But the same proportion of people, 18 percent, say they are saving less than they did last year. That's actually much better than last year, when 29 percent of Americans said they were contributing a smaller amount to retirement savings than the previous year.
"The fact that people have stopped saving less is good -- but are they saving enough? The data (are) showing, in aggregate, no," says Certified Financial Planner David Littell, co-director of the New York Life Center of Retirement Income and professor of taxation at The American College in Bryn Mawr, Pa.
The combined retirement income deficit for baby boomers and Generation Xers is estimated to be $4.3 trillion, according to a May 2012 report from the Employee Benefit Research Institute, or EBRI.
Starting younger is better
Ideally, people would increase retirement contributions every year, but they don't because it's very likely that most people have no idea how expensive 30 years of retirement will be.
According to a March 2012 report from EBRI, 56 percent of workers say they haven't calculated how much they need to save for retirement.
Calculating retirement income needs is the first step to establishing an effective retirement savings rate.

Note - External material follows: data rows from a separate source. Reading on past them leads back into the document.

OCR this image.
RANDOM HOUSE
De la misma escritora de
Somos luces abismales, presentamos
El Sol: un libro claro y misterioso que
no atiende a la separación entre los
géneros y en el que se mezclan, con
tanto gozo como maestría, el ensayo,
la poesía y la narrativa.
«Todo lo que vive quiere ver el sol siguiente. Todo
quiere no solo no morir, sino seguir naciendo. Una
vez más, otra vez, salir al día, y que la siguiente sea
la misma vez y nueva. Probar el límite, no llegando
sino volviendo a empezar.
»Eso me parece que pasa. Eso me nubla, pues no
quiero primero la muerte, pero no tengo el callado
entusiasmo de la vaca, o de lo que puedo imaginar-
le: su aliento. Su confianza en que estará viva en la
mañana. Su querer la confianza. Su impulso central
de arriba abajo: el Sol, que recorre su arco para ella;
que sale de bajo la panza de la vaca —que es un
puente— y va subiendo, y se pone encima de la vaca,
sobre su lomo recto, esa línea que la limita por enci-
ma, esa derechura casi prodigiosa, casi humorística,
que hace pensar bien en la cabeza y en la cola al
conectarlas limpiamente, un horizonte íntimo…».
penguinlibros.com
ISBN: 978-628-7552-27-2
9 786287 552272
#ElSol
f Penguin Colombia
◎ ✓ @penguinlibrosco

It may be higher than you think, particularly if you're older than 30.
For instance, with 30 years to save for a 30-year retirement, someone with an investment portfolio split between 60 percent stocks and 40 percent bonds would need to save 16.62 percent of her income per year in order to replace 50 percent of her income in retirement. Those numbers are from the work of Wade D. Pfau, an associate professor at the National Graduate Institute for Policy Studies in Tokyo.
His findings were published in an article titled "Safe savings rates: A new approach to retirement planning over the life cycle," which appeared in the May 2011 issue of the Journal of Financial Planning.
Under the same circumstances, someone with 40 years to save would only need to put away 8.77 percent of his yearly income, according to the study.
Unfortunately, most Americans fall far short of that ideal. The median retirement account balance for Americans between the ages of 55 and 64 is $120,000, according to an analysis of the Federal Reserve's Survey of Consumer Finances by the Center for Retirement Research at Boston College.
"Now if you went and bought an inflation-indexed annuity, then that $120,000 is going to give you about $575 a month," says Anthony Webb, Ph.D., a research economist at the Center for Retirement Research.
Though Social Security will play a role, it only replaces about 40 percent of the average worker's income, according to the Social Security Administration.